海に浮かぶ氷と言えば、知床あたりで冬に見られるオホーツク海の流氷を思い浮かべるかもしれない。 けれど、「定着氷」はもっと分厚くて、まだ見ぬ水平線の向こうにある南極大陸の沿岸に、定着して動かない氷である。 流氷のように割れた氷がプカプカと漂っているようなたたずまいではなく、一見すると、ただの陸地のようでしかない。

オーストラリア・フリーマントルを出港して16日目のことだった。 暖房がしっかりと効いた砕氷船「しらせ」の部屋の中は、薄手の長袖一枚でも十分に暖かい。 はやる気持ちを抑えながら、フリースと薄手のダウンを着込み、ヤッケを羽織る。 ネックウォーマー、毛糸の帽子、サングラスと手袋を装着し、甲板に続く廊下を急いだ。

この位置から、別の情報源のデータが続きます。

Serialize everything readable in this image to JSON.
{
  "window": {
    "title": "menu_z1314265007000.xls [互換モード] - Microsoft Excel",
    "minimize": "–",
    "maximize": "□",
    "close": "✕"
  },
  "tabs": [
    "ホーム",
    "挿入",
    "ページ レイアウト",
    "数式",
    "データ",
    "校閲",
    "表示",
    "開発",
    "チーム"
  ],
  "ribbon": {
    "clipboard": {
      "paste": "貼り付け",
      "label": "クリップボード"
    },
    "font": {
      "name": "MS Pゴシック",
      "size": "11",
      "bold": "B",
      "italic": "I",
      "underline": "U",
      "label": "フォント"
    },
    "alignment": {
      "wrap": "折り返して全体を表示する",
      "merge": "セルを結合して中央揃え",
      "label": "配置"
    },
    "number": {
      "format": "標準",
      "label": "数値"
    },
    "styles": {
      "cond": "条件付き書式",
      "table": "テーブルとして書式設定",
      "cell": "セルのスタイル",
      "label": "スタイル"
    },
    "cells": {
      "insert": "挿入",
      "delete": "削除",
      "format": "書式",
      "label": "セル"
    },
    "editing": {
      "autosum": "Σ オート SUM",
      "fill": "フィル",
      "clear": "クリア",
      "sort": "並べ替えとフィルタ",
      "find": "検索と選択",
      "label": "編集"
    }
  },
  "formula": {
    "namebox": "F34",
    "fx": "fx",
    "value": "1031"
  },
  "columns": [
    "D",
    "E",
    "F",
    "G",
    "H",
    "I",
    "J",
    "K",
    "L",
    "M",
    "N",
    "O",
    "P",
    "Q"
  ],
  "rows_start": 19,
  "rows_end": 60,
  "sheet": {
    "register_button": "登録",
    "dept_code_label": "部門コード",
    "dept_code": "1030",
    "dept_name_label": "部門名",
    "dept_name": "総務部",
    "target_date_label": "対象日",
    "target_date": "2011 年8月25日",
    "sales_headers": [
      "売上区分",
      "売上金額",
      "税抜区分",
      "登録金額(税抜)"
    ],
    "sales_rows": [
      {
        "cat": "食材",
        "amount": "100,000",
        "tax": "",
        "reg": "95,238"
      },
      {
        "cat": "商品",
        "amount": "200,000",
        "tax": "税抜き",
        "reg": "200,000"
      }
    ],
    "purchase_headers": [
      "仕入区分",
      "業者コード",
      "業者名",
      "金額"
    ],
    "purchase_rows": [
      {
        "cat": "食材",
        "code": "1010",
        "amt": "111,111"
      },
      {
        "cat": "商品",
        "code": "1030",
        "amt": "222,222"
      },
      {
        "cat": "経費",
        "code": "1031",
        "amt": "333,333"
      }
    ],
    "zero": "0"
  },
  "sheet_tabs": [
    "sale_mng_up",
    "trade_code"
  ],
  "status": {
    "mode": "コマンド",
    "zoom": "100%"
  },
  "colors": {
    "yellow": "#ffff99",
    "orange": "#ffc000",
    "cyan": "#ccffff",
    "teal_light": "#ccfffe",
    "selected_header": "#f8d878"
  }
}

甲板に出ると、頬にひんやりとした空気を感じるが、思っていたほど寒くはない。 おそらく気温はマイナス10℃くらいだろう。すぐ目の前には青く光る巨大な氷山がそびえ立ち、ビッシリとした氷の海が水平線の向こうまで果てしなく続いている。 頭上には雲一つない晴れ上がった白夜の深い青空がどこまでも広がっていた。 太陽があたり一面の氷や雪で反射してとても眩しく、サングラス無しでは目を開けていられない。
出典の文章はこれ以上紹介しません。